When is array-to-array cast legal, and what does actually happen?
Daniel Keep
daniel.keep.lists at gmail.com
Mon Feb 22 17:49:47 PST 2010
> ...
>
> I see that neither the constructor nor the postblit is called.
> Apparently the bit representation is used. This has the risk of
> violating struct invariants.
>
> Is it legal?
>
> Thank you,
> Ali
cast is to value conversions what a tactical nuclear strike is to
peaceful negotiations. cast is specifically *designed* to circumvent
the type system's protections [1].
If you want to do a value conversion, *do a value conversion*. Allocate
a new array and convert each member. cast doesn't call the constructor
or the postblit because it's doing a pointer conversion.

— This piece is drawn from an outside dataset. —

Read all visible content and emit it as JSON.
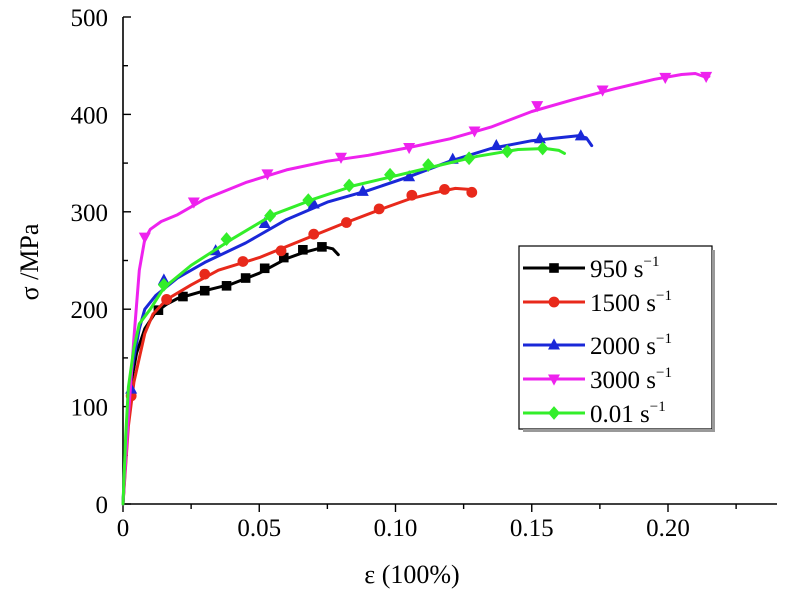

Your code is basically equivalent to this:
void main()
{
auto tmp = "hello"d;
auto mine = cast(MyChar*)(tmp.ptr)
[0..(tmp.length*typeof(tmp[0]).sizeof)/MyChar.sizeof)];
}
That is, it's doing an unsafe, unchecked pointer cast, then re-slicing
the array.
To answer your question: yes, it's legal. Not what you wanted, but legal.
[1] Except for int<->float. Oh, and objects. Really, this is one thing
I could just about strangle K&R for: conflating value-preserving,
non-value-preserving *AND* unsafe conversions all into a single
construct. Walter, gets slapped with a fish for not putting a bullet in
cast's head when he had the chance. Argh!